By all accounts, and there were enough people passing through the hide during the two days I spent there, the Bittern had been showing really well for the past few weeks and for good periods. I went after the reports of its presence had been dying out, whether due to it not being reported anymore, it was now a regular, or not being seen, I wasn’t sure. I was, though, aware that I was on the limit as it would definitely be moving on soon.
I arrived soon after 9.00am on the first day. The weather was good and the light superb. Over the whole day over 25 people came and went, some with cameras, some just passing through but all aware of the Bittern. It wasn’t showing and the perceived wisdom was that it had probably moved on. By 5.00pm everyone had left and the light was dropping rapidly. Having spent the whole day there I thought I’d stay until photography became impossible. I’d enjoyed a Heron toying with a frog; a couple of Water Rails making several comical forays across the small area of water in front of the hide; Reed Buntings, Jays, and a male and female Bullfinch making regular visits; a Kingfisher, which made a brief appearance and on two occasions a Sparrowhawk that lifted the lot before normality setting in again. It had been a good day, but no Bittern.
By 5.25pm I was on the limit with the light, thinking about calling it a day, when I caught site a of slight movement in the reeds and the Bittern moved through a small clearing for a few seconds and then was deep in the reeds again. A further ten minutes passed and at that time of the day every minute sees a huge drop in the light. I was now on 1/20th second at f4 and on 3,000 ISO, not the ideal parameters but still just about workable. A little wave of the reeds and it showed again, not brilliantly, still a little deep in the reeds but it was there. It stayed as if to torment me. Hours of waiting in strong light and now at gone six on an early March evening I was forced to leave the hide with it still showing; the light having completely deserted me. I walked back to the car with optimism as the forecast was good for the morning and I knew it was still about. I would give it another day.
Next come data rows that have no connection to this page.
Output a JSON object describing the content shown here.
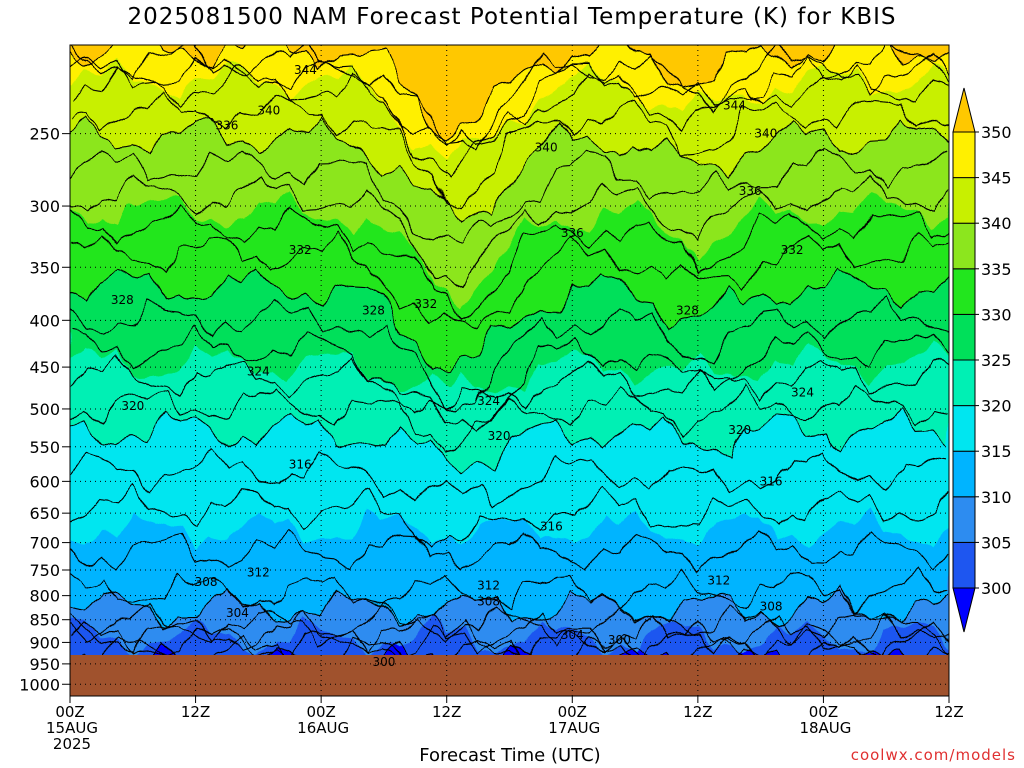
{
  "title": "2025081500 NAM Forecast Potential Temperature (K) for KBIS",
  "x_axis_title": "Forecast Time (UTC)",
  "credit": "coolwx.com/models",
  "colors": {
    "ground": "#a0522d",
    "bands": [
      "#0000ff",
      "#1e56f0",
      "#2d8cf0",
      "#00b4ff",
      "#00e6f0",
      "#00f0b4",
      "#00e05a",
      "#22e61e",
      "#8ce61e",
      "#c8f000",
      "#fff000",
      "#ffc800"
    ]
  },
  "chart_data": {
    "type": "heatmap",
    "title": "2025081500 NAM Forecast Potential Temperature (K) for KBIS",
    "xlabel": "Forecast Time (UTC)",
    "ylabel": "",
    "x_ticks": [
      {
        "top": "00Z",
        "mid": "15AUG",
        "bot": "2025"
      },
      {
        "top": "12Z",
        "mid": "",
        "bot": ""
      },
      {
        "top": "00Z",
        "mid": "16AUG",
        "bot": ""
      },
      {
        "top": "12Z",
        "mid": "",
        "bot": ""
      },
      {
        "top": "00Z",
        "mid": "17AUG",
        "bot": ""
      },
      {
        "top": "12Z",
        "mid": "",
        "bot": ""
      },
      {
        "top": "00Z",
        "mid": "18AUG",
        "bot": ""
      },
      {
        "top": "12Z",
        "mid": "",
        "bot": ""
      }
    ],
    "x_hours": [
      0,
      12,
      24,
      36,
      48,
      60,
      72,
      84
    ],
    "xlim": [
      0,
      84
    ],
    "y_ticks": [
      250,
      300,
      350,
      400,
      450,
      500,
      550,
      600,
      650,
      700,
      750,
      800,
      850,
      900,
      950,
      1000
    ],
    "ylim": [
      200,
      1030
    ],
    "y_scale": "log (pressure, hPa), inverted",
    "grid": true,
    "surface_pressure_hPa": 950,
    "colorbar": {
      "levels": [
        300,
        305,
        310,
        315,
        320,
        325,
        330,
        335,
        340,
        345,
        350
      ],
      "units": "K",
      "extend": "both"
    },
    "contour_interval_K": 2,
    "contour_labels": [
      {
        "hour": 22.5,
        "p": 213,
        "text": "344"
      },
      {
        "hour": 19,
        "p": 236,
        "text": "340"
      },
      {
        "hour": 15,
        "p": 245,
        "text": "336"
      },
      {
        "hour": 45.5,
        "p": 259,
        "text": "340"
      },
      {
        "hour": 63.5,
        "p": 233,
        "text": "344"
      },
      {
        "hour": 66.5,
        "p": 250,
        "text": "340"
      },
      {
        "hour": 65,
        "p": 289,
        "text": "336"
      },
      {
        "hour": 48,
        "p": 321,
        "text": "336"
      },
      {
        "hour": 22,
        "p": 335,
        "text": "332"
      },
      {
        "hour": 69,
        "p": 335,
        "text": "332"
      },
      {
        "hour": 5,
        "p": 380,
        "text": "328"
      },
      {
        "hour": 29,
        "p": 390,
        "text": "328"
      },
      {
        "hour": 34,
        "p": 384,
        "text": "332"
      },
      {
        "hour": 59,
        "p": 390,
        "text": "328"
      },
      {
        "hour": 18,
        "p": 455,
        "text": "324"
      },
      {
        "hour": 40,
        "p": 490,
        "text": "324"
      },
      {
        "hour": 70,
        "p": 480,
        "text": "324"
      },
      {
        "hour": 6,
        "p": 496,
        "text": "320"
      },
      {
        "hour": 41,
        "p": 535,
        "text": "320"
      },
      {
        "hour": 64,
        "p": 527,
        "text": "320"
      },
      {
        "hour": 22,
        "p": 575,
        "text": "316"
      },
      {
        "hour": 67,
        "p": 600,
        "text": "316"
      },
      {
        "hour": 46,
        "p": 672,
        "text": "316"
      },
      {
        "hour": 18,
        "p": 755,
        "text": "312"
      },
      {
        "hour": 40,
        "p": 780,
        "text": "312"
      },
      {
        "hour": 62,
        "p": 770,
        "text": "312"
      },
      {
        "hour": 13,
        "p": 773,
        "text": "308"
      },
      {
        "hour": 40,
        "p": 812,
        "text": "308"
      },
      {
        "hour": 67,
        "p": 822,
        "text": "308"
      },
      {
        "hour": 16,
        "p": 836,
        "text": "304"
      },
      {
        "hour": 48,
        "p": 883,
        "text": "304"
      },
      {
        "hour": 52.5,
        "p": 895,
        "text": "300"
      },
      {
        "hour": 30,
        "p": 945,
        "text": "300"
      }
    ]
  }
}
The images here were all taken on day 1 –
Some technical notes.
The Bittern showed at 5.10pm this evening (March 1st) I took 80 images. All were taken with the 500mm lens. The first image of the series was taken at 1/250th sec at f4 with an ISO of 560; the last image was taken at 6.10pm on 1/15th sec at f4 on 3,200 ISO. These later images were also underexposed by a couple of stops to help with the shutter speed and processed as a RAW file, giving me enough latitude to pull the image back and alter the colour temperature which was continually shifting as the light was lowering.